What is Mental Health?
“Mental health is defined as a state of well-being in which every individual realizes his or her own potential, can cope with the normal stresses of life, can work productively and fruitfully, and is able to make a contribution to her or his community.”
(World Health Organisation, 2014)
Prevalence and Statistics
The mental health of children within the United Kingdom is becoming a greater concern each year:
It is estimated that 24,000 children in Hertfordshire meet the diagnostic criteria for a mental health diagnosis
1 in 8 children (5-16 years) have a clinically diagnosable mental health issue
Approximately 24,000 children in Hertfordshire meet the diagnostic criteria for mental health issues.
50% of all mental health issues are established by the age of 14
In 2015, it was estimated that 18% of young people aged below 15 have previously self-harmed, however recent statistics show that this is now up to 20%
Approximately 1 in 4 people in the UK will experience a mental health problem each year
In England, 1 in 6 people report experience common MH problem every week
Generalised anxiety disorder (5.9%), depression (3.3%) and phobias (2.4%) are the most common issues in general mental health.

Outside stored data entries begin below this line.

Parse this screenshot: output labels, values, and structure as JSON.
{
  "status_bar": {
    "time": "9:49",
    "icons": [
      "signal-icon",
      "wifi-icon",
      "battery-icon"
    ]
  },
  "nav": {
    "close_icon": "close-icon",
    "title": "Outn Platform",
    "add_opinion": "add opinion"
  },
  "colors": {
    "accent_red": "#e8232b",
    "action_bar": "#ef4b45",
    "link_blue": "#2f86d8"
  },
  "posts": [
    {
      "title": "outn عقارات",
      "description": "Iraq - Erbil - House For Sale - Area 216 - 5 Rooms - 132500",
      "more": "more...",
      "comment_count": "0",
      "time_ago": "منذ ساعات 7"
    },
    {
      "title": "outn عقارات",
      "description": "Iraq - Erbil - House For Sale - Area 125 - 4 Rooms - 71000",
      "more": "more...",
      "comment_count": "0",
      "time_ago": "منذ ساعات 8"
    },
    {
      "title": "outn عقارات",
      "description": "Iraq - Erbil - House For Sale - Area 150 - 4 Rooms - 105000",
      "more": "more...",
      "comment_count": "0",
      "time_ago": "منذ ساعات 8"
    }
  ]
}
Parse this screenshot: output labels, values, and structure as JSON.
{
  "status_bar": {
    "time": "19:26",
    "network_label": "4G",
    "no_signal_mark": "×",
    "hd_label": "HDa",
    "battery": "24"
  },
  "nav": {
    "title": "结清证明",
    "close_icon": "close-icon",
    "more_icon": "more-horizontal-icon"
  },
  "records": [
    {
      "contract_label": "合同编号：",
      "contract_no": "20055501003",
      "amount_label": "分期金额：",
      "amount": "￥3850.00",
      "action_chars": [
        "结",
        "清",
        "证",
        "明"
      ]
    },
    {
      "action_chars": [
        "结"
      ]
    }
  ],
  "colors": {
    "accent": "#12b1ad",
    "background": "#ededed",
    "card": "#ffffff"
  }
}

There were 5821 suicides last year in the UK, of these males accounted for 78% and women accounted for 22%
Women (20.7%) are more likely to be diagnosed with a mental health issue than men (13.2%).

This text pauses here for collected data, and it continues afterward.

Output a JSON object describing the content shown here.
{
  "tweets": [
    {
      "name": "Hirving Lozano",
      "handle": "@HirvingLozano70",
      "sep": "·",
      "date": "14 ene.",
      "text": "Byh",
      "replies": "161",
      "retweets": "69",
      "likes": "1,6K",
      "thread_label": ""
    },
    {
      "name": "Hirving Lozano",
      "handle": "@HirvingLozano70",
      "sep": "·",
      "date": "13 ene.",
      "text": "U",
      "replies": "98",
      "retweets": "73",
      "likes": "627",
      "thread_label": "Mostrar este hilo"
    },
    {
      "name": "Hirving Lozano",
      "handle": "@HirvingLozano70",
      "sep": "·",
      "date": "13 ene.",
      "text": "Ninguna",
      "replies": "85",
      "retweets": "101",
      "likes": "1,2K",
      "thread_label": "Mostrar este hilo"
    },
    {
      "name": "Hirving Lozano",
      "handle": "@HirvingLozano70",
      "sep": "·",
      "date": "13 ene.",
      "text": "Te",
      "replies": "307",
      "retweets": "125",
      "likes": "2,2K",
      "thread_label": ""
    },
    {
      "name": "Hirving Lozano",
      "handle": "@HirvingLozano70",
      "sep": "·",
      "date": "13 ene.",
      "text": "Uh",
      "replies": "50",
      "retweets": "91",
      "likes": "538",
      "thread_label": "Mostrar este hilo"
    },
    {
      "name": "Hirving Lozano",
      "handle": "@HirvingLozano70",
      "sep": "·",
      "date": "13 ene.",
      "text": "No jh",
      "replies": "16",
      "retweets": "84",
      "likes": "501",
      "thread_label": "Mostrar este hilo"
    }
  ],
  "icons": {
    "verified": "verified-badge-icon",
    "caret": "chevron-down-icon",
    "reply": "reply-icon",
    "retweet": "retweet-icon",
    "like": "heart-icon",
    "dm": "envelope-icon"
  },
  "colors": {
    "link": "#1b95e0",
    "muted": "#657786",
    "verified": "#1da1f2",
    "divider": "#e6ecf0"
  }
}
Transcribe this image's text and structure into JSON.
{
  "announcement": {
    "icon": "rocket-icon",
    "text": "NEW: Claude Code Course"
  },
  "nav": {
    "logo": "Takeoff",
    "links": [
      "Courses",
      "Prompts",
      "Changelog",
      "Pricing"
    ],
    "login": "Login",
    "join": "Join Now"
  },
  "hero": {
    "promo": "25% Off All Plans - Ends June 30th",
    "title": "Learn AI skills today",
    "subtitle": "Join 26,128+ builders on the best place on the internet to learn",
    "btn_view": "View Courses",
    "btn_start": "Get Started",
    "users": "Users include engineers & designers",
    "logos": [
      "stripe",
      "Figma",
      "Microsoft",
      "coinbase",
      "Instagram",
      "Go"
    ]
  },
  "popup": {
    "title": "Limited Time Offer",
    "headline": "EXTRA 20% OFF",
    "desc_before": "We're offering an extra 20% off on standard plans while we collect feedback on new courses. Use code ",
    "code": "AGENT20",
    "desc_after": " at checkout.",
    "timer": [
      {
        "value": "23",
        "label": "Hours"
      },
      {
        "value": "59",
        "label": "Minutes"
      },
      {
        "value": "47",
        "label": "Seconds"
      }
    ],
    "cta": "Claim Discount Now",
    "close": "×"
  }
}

48% of individuals with a mental health diagnosis would feel uncomfortable talking to their employer about their mental health
Mental health accounts for 21.1% of lived disabilities worldwide
Reports also suggest that less than 1 in 4 children receive adequate treatment for their mental health
(National Institute of Mental Health)
Causes of Mental Health
The cause of many mental health issues are still unknown, however, studies have indicated that a range of Biological Factors, Personal Experiences and your Environment, can contribute to the onset of a mental health issue.
• Brain defects or injury
• Prenatal damage
• Poor nutrition
• Physical Injury
• Emotional Abuse
• Physical Abuse
• Social Isolation
• Death of a close individual
• Sexual Abuse
• A dysfunctional family life
• Changing Schools
• Moving homes
• Socio-cultural expectations
• Substance abuse by others
Potential Alarming Signs
There are a number of symptoms that are seen as ‘alarming’ by mental health professionals. If any of these are present it is recommended you should contact professional help:
A consistent feeling of low mood with no relief
Feelings of extreme moods (both high and low)

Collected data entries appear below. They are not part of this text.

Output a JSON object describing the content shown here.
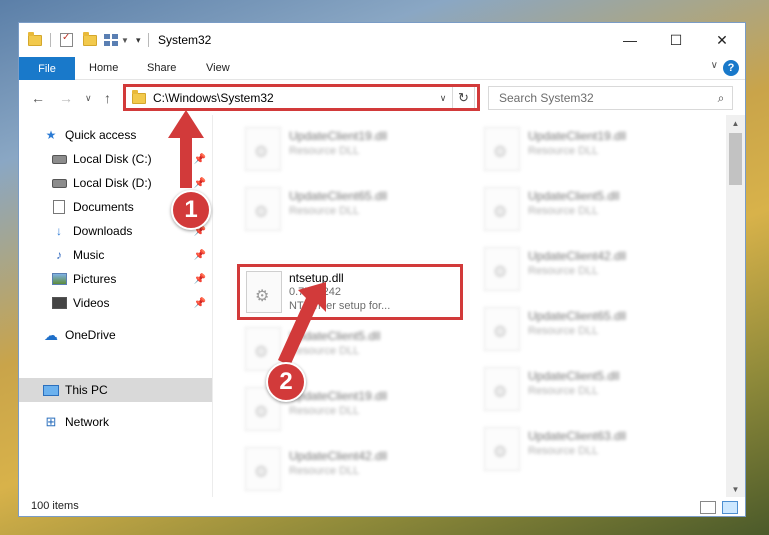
{
  "window": {
    "title": "System32",
    "minimize": "—",
    "maximize": "☐",
    "close": "✕"
  },
  "ribbon": {
    "tabs": [
      "File",
      "Home",
      "Share",
      "View"
    ],
    "help": "?",
    "collapse": "∨"
  },
  "nav": {
    "back": "←",
    "forward": "→",
    "recent": "∨",
    "up": "↑"
  },
  "address": {
    "path": "C:\\Windows\\System32",
    "chevron": "∨",
    "refresh": "↻"
  },
  "search": {
    "placeholder": "Search System32",
    "icon": "search-icon"
  },
  "sidebar": {
    "items": [
      {
        "label": "Quick access",
        "icon": "star-icon"
      },
      {
        "label": "Local Disk (C:)",
        "icon": "disk-icon",
        "pinned": true
      },
      {
        "label": "Local Disk (D:)",
        "icon": "disk-icon",
        "pinned": true
      },
      {
        "label": "Documents",
        "icon": "document-icon",
        "pinned": true
      },
      {
        "label": "Downloads",
        "icon": "download-icon",
        "pinned": true
      },
      {
        "label": "Music",
        "icon": "music-icon",
        "pinned": true
      },
      {
        "label": "Pictures",
        "icon": "pictures-icon",
        "pinned": true
      },
      {
        "label": "Videos",
        "icon": "videos-icon",
        "pinned": true
      },
      {
        "label": "OneDrive",
        "icon": "cloud-icon"
      },
      {
        "label": "This PC",
        "icon": "computer-icon",
        "selected": true
      },
      {
        "label": "Network",
        "icon": "network-icon"
      }
    ]
  },
  "files": {
    "left": [
      {
        "name": "UpdateClient19.dll",
        "desc": "Resource DLL"
      },
      {
        "name": "UpdateClient65.dll",
        "desc": "Resource DLL"
      },
      {
        "name": "ntsetup.dll",
        "version": "0.75.0.242",
        "desc": "NT Driver setup for...",
        "highlighted": true
      },
      {
        "name": "UpdateClient5.dll",
        "desc": "Resource DLL"
      },
      {
        "name": "UpdateClient19.dll",
        "desc": "Resource DLL"
      },
      {
        "name": "UpdateClient42.dll",
        "desc": "Resource DLL"
      }
    ],
    "right": [
      {
        "name": "UpdateClient19.dll",
        "desc": "Resource DLL"
      },
      {
        "name": "UpdateClient5.dll",
        "desc": "Resource DLL"
      },
      {
        "name": "UpdateClient42.dll",
        "desc": "Resource DLL"
      },
      {
        "name": "UpdateClient65.dll",
        "desc": "Resource DLL"
      },
      {
        "name": "UpdateClient5.dll",
        "desc": "Resource DLL"
      },
      {
        "name": "UpdateClient63.dll",
        "desc": "Resource DLL"
      }
    ]
  },
  "status": {
    "count": "100 items"
  },
  "annotations": {
    "marker1": "1",
    "marker2": "2",
    "color": "#d23a3a"
  },
  "colors": {
    "accent": "#1979ca"
  }
}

Thoughts or evidence of self-harm
Thoughts of suicide
An attempt of suicide
When the child feels that self help isn’t working
Problem sleeping and relaxing
Disconnecting from previously enjoyable activities and social situations
Thoughts of harming other people
Extreme changes in behaviour
If their symptoms affect their daily lives (not being able to attend school, social withdrawal etc.)
For a child to be diagnosed with a mental health issue, these symptoms need to be consistent and having an adverse effect on their daily lives.
Some of these symptoms are just a part of growing up.